1.1 L'arrêt déféré émane d'un tribunal supérieur compétent pour statuer sur les demandes en révision des sentences arbitrales (cf. art. 396 al. 1 CPC en relation avec art. 356 al. 1 let. a CPC). La requête est en l'occurrence rejetée. Avec la doctrine, il faut admettre qu'il s'agit d'une décision finale au sens de l'art. 90 LTF, susceptible d'un recours en matière civile pour autant que les autres conditions de recevabilité soient réalisées (cf. notamment PHILIPPE SCHWEIZER, in Code de procédure civile commenté, 2011, n° 19 s. ad art. 396 CPC et n° 6 ad art. 332 CPC; KRAMER/FRIEDMANN, in DIKE-Kommentar, Schweizerische Zivilprozessordnung, 2011, n° 8 ad art. 399 CPC; GASSER/RICKLI, DIKE-Kurzkommentar, Schweizerische Zivilprozessordnung, 2010, n° 2 ad art. 399 CPC et n° 3 ad art. 332 CPC; JEAN-FRANÇOIS POUDRET, Présentation critique du projet de réglementation de l'arbitrage interne [art. 351 à 397 P-CPC], in Le Projet de Code de procédure civile fédérale, CEDIDAC, 2008, p. 256; STAEHELIN/STAEHELIN/GROLIMUND, Zivilprozessrecht, 2008, p. 541 n° 67). Le code de procédure ne prévoit pas que la décision du tribunal cantonal statuant sur la demande en révision soit définitive, contrairement à ce qui prévaut lorsque le tribunal cantonal statue sur un recours "ordinaire" contre la sentence arbitrale (art. 390 al. 2 2ème phrase CPC; MICHAEL MRÁZ, in Basler Kommentar, Schweizerische Zivilprozessordnung, 2010, n° 12 ad art. 399 CPC).
 
1.2 La révision au sens des art. 396 ss CPC est un moyen de droit extraordinaire, de nature cassatoire: en cas d'admission de la requête, le tribunal cantonal doit annuler la sentence arbitrale et renvoyer la cause au tribunal arbitral (art. 399 al. 1 CPC). Il faut admettre qu'à l'instar de l'autorité précédente, le Tribunal fédéral n'a pas de compétence réformatoire. Les conclusions cassatoires du présent recours sont dès lors recevables.
 
1.3 L'intimé plaide l'irrecevabilité du recours au motif qu'il serait procédurier, ou insuffisamment motivé.

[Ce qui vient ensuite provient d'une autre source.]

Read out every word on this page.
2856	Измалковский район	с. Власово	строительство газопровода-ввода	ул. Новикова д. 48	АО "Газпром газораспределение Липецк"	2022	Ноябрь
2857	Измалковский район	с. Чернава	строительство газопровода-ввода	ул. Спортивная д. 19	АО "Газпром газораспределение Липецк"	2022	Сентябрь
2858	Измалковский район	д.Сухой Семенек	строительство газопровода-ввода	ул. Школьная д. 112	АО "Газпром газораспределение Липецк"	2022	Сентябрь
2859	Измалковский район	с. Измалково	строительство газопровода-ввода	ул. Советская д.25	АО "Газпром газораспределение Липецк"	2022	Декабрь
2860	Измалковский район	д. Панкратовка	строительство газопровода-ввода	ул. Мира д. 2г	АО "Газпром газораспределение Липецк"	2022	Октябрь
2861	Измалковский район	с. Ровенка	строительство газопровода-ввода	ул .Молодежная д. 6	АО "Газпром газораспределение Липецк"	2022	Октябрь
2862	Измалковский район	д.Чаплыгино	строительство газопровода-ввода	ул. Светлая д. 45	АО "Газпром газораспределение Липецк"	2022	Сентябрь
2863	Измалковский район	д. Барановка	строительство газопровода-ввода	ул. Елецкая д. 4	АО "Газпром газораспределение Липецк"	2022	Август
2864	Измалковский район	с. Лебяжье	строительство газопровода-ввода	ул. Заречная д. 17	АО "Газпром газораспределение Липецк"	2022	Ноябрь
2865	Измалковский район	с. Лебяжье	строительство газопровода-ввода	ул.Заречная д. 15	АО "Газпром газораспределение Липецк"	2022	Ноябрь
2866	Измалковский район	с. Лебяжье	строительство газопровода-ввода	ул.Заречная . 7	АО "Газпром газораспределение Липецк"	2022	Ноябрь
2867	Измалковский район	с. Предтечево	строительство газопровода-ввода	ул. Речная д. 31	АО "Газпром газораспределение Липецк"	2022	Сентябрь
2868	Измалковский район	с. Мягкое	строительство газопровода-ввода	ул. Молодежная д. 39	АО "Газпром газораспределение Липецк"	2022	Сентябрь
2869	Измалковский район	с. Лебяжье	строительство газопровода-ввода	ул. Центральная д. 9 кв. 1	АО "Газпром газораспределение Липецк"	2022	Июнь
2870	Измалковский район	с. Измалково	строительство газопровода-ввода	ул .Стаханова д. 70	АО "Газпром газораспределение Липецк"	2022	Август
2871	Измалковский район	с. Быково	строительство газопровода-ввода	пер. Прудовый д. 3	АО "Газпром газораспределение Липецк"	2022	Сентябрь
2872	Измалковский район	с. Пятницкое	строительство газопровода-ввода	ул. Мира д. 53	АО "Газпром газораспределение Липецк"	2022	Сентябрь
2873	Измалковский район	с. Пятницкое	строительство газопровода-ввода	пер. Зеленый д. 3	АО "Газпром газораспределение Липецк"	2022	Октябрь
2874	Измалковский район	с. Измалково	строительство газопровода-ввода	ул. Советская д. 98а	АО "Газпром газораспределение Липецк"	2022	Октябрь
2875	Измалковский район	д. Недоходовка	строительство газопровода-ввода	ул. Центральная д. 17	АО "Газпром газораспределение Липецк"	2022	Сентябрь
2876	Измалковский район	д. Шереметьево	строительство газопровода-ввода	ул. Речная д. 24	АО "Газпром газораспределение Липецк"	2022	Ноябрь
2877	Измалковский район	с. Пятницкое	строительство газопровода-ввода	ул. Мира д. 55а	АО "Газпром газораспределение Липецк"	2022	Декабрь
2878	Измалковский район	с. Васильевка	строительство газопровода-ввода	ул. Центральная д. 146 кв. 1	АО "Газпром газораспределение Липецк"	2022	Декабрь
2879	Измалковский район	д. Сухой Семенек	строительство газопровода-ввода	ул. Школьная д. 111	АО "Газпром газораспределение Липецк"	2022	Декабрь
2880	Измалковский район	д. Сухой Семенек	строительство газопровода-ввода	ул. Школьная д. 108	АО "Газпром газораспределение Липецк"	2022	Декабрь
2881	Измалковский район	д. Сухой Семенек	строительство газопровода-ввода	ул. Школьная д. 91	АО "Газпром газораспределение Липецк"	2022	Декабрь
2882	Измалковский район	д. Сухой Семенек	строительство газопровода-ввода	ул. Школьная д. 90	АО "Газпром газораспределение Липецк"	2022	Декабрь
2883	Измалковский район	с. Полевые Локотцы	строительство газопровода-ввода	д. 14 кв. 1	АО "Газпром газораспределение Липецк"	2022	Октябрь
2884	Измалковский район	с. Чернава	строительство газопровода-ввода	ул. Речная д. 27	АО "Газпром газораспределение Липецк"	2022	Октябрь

1.3.1 Un recours est procédurier ou abusif, au sens de l'art. 42 al. 7 LTF, lorsqu'il est introduit par pur esprit de chicane, qu'il ne poursuit pas la défense d'intérêts légitimes, mais d'autres buts tels qu'un effet dilatoire ou la volonté de tracasser son adversaire. Le caractère abusif ou procédurier peut notamment découler de la multiplication des procédures, de la disproportion évidente entre l'enjeu et les procédés mis en ?uvre, ou de la terminologie utilisée (cf. ATF 118 IV 291 consid. 2a et 118 II 87 consid. 4, rendus sous l'ancienne OJ; LAURENT MERZ, in Basler Kommentar, Bundesgerichtsgesetz, 2ème éd. 2011, n° 113 ad art. 42 LTF; FLORENCE AUBRY GIRARDIN, in Commentaire de la LTF, 2009, n° 66 s. ad art. 42 LTF; YVES DONZALLAZ, Loi sur le Tribunal fédéral, 2008, p. 455 s. n° 106 s.). La notion même de recours procédurier ou abusif implique l'existence d'un cas choquant (BERNARD CORBOZ, in Commentaire de la LTF, n° 29 ad art. 108 LTF; cf. aussi DONZALLAZ, op. cit., p. 1579 n° 4378).
 
Un tel cas de figure n'est pas réalisé en l'espèce. L'intimé relève tout au plus que la sentence arbitrale de 2006 a clos un litige ayant débuté en 1989, que la demande de révision a été déposée "in extremis" le dernier jour de la cinquième année après que la sentence fut devenue définitive et exécutoire, et que le volet pénal de l'affaire arrive enfin "à bout touchant" avec la mise en accusation du recourant. Toutefois, ni l'arrêt ni la sentence ne font ressortir que le recourant aurait eu un comportement chicanier ou abusif dans la procédure d'arbitrage, ou dans les procédures pénales initiées par chacune des parties. Par ailleurs, le droit de déposer une demande de révision se périme par dix ans dès l'entrée en force de la sentence (art. 397 al. 2 CPC). L'ancien Concordat intercantonal sur l'arbitrage prévoyait certes à son art. 42 un délai absolu de cinq ans. Quoi qu'il en soit, quand bien même le recourant, par prudence, aurait veillé à sauvegarder le délai plus sévère de l'ancien droit nonobstant la lettre claire de l'art. 405 al. 2 CPC, l'on ne saurait, en l'absence d'autres éléments, qualifier sa démarche d'abusive du seul fait que la requête a été déposée juste avant l'expiration du délai de l'ancien droit.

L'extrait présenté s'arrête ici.